Thursday, November 7, 2019

Most Germans Wanted Hard Money Because a Single Generation Had Lost Its Monetary Savings Twice: In the Hyperinflation of 1923 and in the Currency Reform of 1948

The EMS [European Monetary System] tried to fix exchange rates that had been allowed to float in a corridor of ±2.25 percent around the official rate. But the intention of fixed exchange rates was incompatible with the system built to achieve that aim. The idea was that when the exchange rate would threaten to leave the corridor, central banks would intervene to bring the rate back into the corridor. For this to happen, a central bank would have to sell its currency, or in other words, produce more money when the currency was appreciating and moving above the corridor. It would have to buy its currency, selling assets such as foreign exchange reserves, if its currency was depreciating, falling below the corridor.

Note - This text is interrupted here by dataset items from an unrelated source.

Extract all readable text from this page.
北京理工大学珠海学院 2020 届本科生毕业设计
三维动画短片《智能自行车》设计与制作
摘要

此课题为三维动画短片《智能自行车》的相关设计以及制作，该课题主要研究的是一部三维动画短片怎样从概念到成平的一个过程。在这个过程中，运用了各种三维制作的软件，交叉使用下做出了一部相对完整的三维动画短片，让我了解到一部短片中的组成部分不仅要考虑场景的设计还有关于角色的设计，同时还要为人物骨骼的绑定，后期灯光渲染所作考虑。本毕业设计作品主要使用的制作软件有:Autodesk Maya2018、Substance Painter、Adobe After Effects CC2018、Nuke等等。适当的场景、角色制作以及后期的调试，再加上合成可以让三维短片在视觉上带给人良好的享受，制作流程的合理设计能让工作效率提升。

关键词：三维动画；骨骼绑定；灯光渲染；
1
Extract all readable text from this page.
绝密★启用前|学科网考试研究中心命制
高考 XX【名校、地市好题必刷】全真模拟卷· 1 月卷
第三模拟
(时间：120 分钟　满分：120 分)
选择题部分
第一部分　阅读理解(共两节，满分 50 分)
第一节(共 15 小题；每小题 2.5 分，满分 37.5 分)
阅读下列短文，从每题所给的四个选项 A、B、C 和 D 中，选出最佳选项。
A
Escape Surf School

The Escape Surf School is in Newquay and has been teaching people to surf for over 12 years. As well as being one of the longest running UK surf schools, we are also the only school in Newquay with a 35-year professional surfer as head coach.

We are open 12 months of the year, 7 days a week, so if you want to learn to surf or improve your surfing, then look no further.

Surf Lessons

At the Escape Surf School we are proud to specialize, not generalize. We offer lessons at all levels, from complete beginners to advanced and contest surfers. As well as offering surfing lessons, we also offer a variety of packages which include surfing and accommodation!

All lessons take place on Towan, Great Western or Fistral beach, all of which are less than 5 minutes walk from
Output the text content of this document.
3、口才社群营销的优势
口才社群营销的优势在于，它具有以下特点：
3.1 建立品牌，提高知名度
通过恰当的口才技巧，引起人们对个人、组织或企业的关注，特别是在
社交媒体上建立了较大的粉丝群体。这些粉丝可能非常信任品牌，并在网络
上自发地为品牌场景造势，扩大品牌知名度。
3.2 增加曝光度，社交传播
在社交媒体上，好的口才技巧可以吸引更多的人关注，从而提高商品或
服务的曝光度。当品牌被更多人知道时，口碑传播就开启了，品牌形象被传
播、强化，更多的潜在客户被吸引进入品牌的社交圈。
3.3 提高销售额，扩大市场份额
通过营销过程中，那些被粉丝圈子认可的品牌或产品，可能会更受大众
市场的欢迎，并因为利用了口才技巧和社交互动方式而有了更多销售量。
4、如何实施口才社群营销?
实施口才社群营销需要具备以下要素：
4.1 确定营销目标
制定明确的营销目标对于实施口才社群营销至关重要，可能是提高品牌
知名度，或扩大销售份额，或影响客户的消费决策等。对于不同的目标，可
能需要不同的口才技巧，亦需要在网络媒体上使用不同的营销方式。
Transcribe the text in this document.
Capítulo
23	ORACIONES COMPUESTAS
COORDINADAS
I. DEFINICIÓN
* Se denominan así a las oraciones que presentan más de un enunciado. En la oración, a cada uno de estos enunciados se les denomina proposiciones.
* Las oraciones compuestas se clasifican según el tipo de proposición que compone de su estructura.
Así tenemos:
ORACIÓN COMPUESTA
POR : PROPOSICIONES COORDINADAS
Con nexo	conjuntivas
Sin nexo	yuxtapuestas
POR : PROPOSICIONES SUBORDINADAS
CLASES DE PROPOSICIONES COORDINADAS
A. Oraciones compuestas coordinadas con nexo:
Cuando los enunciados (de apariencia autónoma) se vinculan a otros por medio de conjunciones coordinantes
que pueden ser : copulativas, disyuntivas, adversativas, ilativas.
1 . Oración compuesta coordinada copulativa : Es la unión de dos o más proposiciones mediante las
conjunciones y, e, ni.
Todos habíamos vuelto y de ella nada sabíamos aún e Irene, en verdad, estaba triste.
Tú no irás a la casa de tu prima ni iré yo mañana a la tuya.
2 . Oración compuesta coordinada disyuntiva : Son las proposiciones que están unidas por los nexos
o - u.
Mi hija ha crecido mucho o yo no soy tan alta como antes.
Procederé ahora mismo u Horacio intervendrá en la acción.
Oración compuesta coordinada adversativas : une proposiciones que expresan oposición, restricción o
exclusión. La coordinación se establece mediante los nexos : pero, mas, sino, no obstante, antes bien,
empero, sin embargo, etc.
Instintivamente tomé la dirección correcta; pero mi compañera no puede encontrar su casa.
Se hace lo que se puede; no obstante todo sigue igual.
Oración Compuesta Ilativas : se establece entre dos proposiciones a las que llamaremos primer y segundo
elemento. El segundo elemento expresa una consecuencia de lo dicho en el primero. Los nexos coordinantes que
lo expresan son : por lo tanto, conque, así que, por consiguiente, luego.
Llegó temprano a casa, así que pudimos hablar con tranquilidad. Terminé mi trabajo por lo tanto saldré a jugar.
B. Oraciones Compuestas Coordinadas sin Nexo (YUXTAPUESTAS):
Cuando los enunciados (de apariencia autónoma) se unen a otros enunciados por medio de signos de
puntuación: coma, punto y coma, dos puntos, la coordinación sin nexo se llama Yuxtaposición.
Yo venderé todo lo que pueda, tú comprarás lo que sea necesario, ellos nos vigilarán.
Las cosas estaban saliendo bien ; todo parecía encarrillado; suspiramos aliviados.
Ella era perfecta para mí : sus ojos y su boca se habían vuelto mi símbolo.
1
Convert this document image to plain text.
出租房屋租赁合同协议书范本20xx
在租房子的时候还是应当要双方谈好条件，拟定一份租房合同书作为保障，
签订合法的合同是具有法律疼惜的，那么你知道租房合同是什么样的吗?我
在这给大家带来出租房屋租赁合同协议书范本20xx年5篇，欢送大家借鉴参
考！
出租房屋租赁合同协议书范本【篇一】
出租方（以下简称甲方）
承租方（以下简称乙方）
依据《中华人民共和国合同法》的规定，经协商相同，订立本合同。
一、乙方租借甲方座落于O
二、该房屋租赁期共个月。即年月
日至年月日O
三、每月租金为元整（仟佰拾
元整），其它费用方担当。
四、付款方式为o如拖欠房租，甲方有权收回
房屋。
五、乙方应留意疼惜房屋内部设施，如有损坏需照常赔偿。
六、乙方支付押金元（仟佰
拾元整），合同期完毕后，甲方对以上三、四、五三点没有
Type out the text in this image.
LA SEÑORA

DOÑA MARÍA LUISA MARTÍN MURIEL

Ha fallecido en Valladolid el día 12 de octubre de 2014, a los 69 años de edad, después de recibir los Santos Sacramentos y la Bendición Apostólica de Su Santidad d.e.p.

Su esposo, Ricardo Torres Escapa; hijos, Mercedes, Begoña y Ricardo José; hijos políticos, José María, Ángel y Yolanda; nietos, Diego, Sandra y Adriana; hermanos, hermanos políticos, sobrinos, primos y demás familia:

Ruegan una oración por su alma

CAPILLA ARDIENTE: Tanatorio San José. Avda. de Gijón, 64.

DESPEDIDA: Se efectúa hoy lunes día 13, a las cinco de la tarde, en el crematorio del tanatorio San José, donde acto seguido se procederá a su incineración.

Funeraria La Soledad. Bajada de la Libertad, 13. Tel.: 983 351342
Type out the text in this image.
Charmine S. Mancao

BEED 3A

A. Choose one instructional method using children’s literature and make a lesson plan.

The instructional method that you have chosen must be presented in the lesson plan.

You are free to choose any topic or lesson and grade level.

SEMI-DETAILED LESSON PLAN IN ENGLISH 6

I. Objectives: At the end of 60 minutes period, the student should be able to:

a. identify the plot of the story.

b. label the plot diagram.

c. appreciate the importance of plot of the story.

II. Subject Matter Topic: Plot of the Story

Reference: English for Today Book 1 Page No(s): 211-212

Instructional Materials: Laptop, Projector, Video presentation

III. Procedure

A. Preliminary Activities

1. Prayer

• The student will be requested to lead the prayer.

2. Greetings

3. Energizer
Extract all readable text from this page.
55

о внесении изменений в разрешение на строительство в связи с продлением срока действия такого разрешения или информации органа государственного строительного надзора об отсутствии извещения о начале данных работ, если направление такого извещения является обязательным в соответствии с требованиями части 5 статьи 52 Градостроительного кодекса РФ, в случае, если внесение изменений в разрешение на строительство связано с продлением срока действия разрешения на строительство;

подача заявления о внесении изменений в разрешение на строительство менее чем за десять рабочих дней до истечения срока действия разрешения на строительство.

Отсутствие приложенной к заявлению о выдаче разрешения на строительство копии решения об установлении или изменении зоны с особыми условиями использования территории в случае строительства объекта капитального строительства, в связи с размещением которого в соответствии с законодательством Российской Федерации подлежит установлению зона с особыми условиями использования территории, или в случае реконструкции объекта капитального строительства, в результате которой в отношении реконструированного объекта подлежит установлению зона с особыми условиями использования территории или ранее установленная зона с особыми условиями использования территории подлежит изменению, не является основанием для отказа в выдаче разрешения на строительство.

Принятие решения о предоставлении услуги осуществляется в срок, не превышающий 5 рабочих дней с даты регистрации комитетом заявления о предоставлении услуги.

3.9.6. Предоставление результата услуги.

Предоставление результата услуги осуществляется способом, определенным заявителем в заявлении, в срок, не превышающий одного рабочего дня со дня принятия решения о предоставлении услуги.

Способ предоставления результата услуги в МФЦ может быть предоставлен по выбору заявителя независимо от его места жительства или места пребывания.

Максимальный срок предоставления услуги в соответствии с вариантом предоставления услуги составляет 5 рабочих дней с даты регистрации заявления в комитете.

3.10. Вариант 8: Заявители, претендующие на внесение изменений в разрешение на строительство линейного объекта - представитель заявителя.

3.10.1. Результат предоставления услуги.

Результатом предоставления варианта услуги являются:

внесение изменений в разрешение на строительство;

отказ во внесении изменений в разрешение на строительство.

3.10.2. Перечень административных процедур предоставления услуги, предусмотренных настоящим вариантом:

The Spanish Central Bank provides us with a good example. If the peseta appreciated too much in relation to the Deutschmark, the Bank of Spain had to inflate and produce pesetas to bring the peseta's price down. The central bank was probably very happy to do so. As it could produce pesetas without limits, nothing could stop the Bank of Spain from preventing an appreciation of the peseta. However, if the peseta depreciated against the Deutschmark, the Bank of Spain would have to buy its currency and sell its Deutschmark reserves or other assets, thereby propping up the exchange rate. This could not be done without limits, but was strictly limited to the reserves of the Bank of Spain. This was the basic misconstruction of the EMS and the reason it could not work. It was not possible to force another central bank to cooperate, i.e., to force the Bundesbank to buy peseta with newly produced Deutschmarks when the peseta was depreciating. In fact, the absence of such an obligation was a result of the resistance of the Bundesbank. France called for a course of required action that would reduce the independence of the Bundesbank. Bundesbank president Otmar Emminger resisted being obliged to intervene on part of falling currencies in the EMS. He finally got his way and the permission from Helmut Schmidt to suspend interventions leading to the purchase of foreign currencies within the EMS agreements. Countries with falling currencies had to support their currencies themselves.

Indeed, an obligation to intervene in favor of falling currencies would have created perverse incentives. A central bank that inflated rapidly would have forced others to follow. Fiat paper currencies are introduced for redistribution within a country. Fixed fiat exchange rates coupled with an obligation to intervene allowed for redistribution between countries. In such a setup, the faster inflating central bank (Bank of Spain) would force another central bank (Bundesbank) to follow and buy up faster, inflating one’s currency. The Bank of Spain could produce pesetas that would be exchanged into Deutschmarks buying German goods. Later the Bundesbank would have to produce Deutschmarks to buy peseta and stabilize the exchange rate. There would be a redistribution from the slower-inflating central bank to the faster-inflating central bank.

Yet, in the EMS there was no obligation to buy the faster-inflating currency. This implied also that the EMS could not fulfil its purpose of guaranteeing stable exchange rates. Fixed fiat exchange rates are impossible to guarantee when participating central banks are independent. Governments wanted both fiat money production for redistributive internal reasons and stable exchange rates. This desire makes voluntary cooperation in the pace of inflation necessary. Without voluntary cooperation, coordinated inflation is impossible. The Bundesbank was usually the spoilsport of coordinated inflation. It did not inflate fast enough when other central banks, such as the Bank of Italy, inflated the money supply to finance Italian public deficits.

The Bundesbank did not inflate as much on account of German monetary history. A single generation had lost almost all monetary savings two times, namely, after two world wars: in the hyperinflation of 1923 and the currency reform in 1948. Most Germans wanted hard money, and expressed that through the institutional set up of the Bundesbank, which was relatively independent of the government. What all of this means is that, in practice, the EMS would only function if central banks were only able to inflate as much as the slowest links in the chain: the Bundesbank and its traditional ally, De Nederlandsche Bank.

—Philipp Bagus, The Tragedy of the Euro, 2nd ed. (Auburn, AL: Ludwig von Mises Institute, 2012), 24-26.